Ms. Parrish rankled councillors this week with remarks to the National Post that the city's Mayor and council spent like "drunken sailors" for years before she won a seat in 2006, prompting a debate in council chambers yesterday. Ms. Parrish had said council's use of cash reserves to keep taxes low was short-sighted, and means the city is now facing an infrastructure-funding shortfall.
One after another, councillors excoriated Ms. Parrish; Nando Iannicca decried her criticisms as "dreadful."
"They completely misunderstand the history of our city [and] municipal finances, and what you're left with is revisionism and ignorance," he said.
Mr. Iannicca lauded council's past fiscal decisions for contributing to the legacy of a debt-free city despite federal and provincial downloading; Ms. Parrish was "complicit" in whatever actions the city had to take, he suggested, by virtue of her service as a federal MP during that period.
Councillor Pat Saito, who initiated the debate, called Ms. Parrish's characterization of council a "great insult," while Councillor Maja Prentice went further, blasting Ms. Parrish for steering council in the wrong direction since her election.
"Digging up dirt from the past is not a way to operate," Ms. Prentice said. "This council has never operated this way until the last three years.... Quite frankly I'm tired of it, and it's inappropriate, and I think it will come back to haunt you."
"I'm tired of it. The public is tired of it," Councillor Pat Mullin later added.
Ms. McCallion, who has regularly found herself under attack from Ms. Parrish, said citizens have become "fed up" with the negative press about Mississauga, when "outside we are recognized as a leading city."
Ms.

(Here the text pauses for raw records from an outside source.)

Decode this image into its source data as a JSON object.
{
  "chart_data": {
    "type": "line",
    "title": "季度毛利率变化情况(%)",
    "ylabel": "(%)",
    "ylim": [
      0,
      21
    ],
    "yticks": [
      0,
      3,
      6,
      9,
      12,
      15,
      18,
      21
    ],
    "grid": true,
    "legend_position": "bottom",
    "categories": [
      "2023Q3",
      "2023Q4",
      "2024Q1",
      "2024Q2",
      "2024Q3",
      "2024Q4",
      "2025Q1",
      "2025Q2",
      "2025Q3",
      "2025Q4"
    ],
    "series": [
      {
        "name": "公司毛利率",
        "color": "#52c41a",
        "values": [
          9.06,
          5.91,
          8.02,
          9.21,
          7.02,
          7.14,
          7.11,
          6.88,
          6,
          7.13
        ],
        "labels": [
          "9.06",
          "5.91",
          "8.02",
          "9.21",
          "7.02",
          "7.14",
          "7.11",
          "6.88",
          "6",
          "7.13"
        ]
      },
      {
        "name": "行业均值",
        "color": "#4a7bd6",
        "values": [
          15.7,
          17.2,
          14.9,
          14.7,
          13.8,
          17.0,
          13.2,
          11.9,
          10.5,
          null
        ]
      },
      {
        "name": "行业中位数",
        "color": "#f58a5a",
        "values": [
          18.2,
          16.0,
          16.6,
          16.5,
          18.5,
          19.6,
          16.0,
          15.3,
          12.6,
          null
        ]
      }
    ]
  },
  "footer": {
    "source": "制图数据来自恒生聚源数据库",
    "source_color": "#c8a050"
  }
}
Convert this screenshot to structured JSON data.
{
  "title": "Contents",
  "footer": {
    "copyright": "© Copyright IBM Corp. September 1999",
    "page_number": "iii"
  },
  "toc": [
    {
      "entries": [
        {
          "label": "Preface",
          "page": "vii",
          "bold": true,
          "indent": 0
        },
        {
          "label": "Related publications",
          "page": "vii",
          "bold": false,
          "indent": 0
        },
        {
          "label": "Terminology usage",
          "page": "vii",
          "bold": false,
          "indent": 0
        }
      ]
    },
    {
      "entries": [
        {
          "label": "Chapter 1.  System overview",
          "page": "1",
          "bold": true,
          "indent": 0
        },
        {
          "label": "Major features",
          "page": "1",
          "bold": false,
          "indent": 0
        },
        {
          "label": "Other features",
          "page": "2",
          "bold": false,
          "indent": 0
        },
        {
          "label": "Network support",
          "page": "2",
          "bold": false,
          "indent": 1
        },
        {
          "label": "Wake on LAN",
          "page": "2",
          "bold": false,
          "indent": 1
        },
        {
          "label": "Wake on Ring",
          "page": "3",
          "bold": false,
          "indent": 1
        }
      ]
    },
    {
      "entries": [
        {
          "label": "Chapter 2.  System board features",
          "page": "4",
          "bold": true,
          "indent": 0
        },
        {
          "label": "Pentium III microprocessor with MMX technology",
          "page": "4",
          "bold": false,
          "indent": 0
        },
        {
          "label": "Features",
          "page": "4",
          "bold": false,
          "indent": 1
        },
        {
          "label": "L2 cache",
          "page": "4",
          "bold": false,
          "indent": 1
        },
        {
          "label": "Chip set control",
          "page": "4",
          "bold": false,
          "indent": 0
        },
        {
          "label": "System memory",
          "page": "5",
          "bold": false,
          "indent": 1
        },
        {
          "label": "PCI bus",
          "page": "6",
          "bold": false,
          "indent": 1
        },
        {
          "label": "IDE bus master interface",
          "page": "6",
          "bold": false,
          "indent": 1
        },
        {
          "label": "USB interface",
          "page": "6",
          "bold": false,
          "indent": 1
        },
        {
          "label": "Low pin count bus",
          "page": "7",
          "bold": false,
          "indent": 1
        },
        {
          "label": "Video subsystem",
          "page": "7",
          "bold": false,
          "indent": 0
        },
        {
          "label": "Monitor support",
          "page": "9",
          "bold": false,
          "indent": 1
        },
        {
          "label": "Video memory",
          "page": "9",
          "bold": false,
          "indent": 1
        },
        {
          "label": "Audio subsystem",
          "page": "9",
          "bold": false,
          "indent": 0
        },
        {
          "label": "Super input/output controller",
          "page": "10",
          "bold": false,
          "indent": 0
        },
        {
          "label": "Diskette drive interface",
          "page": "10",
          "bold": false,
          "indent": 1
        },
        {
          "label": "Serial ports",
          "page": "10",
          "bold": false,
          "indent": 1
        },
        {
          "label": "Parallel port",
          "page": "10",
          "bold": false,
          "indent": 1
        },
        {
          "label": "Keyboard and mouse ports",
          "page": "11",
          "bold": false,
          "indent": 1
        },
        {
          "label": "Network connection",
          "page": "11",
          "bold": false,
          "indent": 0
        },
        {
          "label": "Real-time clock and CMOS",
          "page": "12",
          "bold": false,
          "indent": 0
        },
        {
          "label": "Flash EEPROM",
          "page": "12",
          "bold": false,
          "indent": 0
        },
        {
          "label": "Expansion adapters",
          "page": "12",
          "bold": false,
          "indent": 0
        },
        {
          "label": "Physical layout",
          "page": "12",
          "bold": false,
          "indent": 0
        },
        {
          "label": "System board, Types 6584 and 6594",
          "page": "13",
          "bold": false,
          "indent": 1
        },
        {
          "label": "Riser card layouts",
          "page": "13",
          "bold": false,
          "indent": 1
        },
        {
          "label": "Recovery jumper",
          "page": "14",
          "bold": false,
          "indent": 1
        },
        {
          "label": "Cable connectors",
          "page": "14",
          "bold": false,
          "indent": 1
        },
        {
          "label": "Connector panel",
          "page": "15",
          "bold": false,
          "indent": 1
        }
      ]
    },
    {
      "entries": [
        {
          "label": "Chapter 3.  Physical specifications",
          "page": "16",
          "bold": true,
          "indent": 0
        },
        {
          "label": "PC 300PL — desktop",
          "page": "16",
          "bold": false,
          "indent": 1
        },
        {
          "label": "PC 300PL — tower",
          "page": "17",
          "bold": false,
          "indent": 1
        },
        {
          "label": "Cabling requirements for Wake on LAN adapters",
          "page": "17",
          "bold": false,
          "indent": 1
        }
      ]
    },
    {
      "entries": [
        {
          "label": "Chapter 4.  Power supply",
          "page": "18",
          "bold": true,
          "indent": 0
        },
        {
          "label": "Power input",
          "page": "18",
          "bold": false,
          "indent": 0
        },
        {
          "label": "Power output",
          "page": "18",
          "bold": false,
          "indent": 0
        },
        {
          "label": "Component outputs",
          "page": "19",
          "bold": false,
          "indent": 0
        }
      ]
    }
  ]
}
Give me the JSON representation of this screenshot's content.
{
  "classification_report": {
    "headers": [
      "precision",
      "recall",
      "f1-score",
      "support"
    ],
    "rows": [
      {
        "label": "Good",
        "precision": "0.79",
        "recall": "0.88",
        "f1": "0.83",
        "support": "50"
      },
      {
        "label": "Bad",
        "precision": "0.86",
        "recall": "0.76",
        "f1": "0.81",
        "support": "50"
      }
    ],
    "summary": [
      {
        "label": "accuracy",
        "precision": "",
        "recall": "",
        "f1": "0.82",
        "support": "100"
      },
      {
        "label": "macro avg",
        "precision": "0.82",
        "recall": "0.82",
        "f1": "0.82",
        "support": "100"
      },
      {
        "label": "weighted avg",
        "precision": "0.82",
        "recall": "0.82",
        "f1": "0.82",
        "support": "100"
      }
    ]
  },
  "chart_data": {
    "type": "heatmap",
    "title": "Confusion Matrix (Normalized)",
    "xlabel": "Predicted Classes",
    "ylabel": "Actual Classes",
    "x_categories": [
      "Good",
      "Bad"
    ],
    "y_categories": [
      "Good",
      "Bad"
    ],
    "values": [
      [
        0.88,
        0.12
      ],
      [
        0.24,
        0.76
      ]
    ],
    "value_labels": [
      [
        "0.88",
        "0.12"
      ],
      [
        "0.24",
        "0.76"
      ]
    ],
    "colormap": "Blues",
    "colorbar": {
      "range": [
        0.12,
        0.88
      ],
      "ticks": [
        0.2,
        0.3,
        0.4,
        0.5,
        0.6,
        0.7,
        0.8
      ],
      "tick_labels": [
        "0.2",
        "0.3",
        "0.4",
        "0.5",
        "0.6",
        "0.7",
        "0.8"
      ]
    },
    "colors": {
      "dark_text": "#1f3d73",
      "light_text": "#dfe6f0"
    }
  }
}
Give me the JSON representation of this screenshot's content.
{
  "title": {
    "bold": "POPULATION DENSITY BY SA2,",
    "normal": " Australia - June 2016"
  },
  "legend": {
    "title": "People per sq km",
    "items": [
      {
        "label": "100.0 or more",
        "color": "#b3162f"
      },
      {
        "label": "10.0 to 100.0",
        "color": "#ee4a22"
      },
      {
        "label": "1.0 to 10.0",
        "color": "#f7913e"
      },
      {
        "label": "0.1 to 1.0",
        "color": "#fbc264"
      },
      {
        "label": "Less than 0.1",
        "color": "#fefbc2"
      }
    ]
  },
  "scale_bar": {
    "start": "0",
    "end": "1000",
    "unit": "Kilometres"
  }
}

Parrish said she broached the issue in the hopes of sparking discussion about how to handle the city's next budget.
A chart she distributed in council yesterday -- culled from city data that has been presented in past budget sessions -- shows between 2000 and 2005, more than $115-million was transferred from a reserve fund into the city's operating budget to offset, or completely wipe out, tax increases, even as the cost of living rose. Had this money been saved and allowed to accumulate compound interest, the city would be better positioned to address future infrastructure needs, Ms. Parrish said.
As it stands, remaining reserve funds are on track to run out within a couple of years.
"I don't like rehashing history, but the point of all this discussion is for the future," Ms. Parrish said. "It's for the next budget."
She wants the city to build up infrastructure reserves by contributing a set percentage of funding annually, saying yesterday's debate "teed up the ball" for serious public consultations on the matter.
"[During] 30 years of massive growth and money rolling in, we should have been putting money away for a rainy day.... The party is over," Ms. Parrish said.
Councillors defended their decision to use reserve funds -- which came primarily from interest on the principal -- to offset taxes, noting Mississauga has earned a top fiscal rating and attracted strong businesses over the years.
While Ms. McCallion acknowledged council has known for years the city would ultimately end up facing debt, "haven't we done a good job of keeping it off for all of these years?"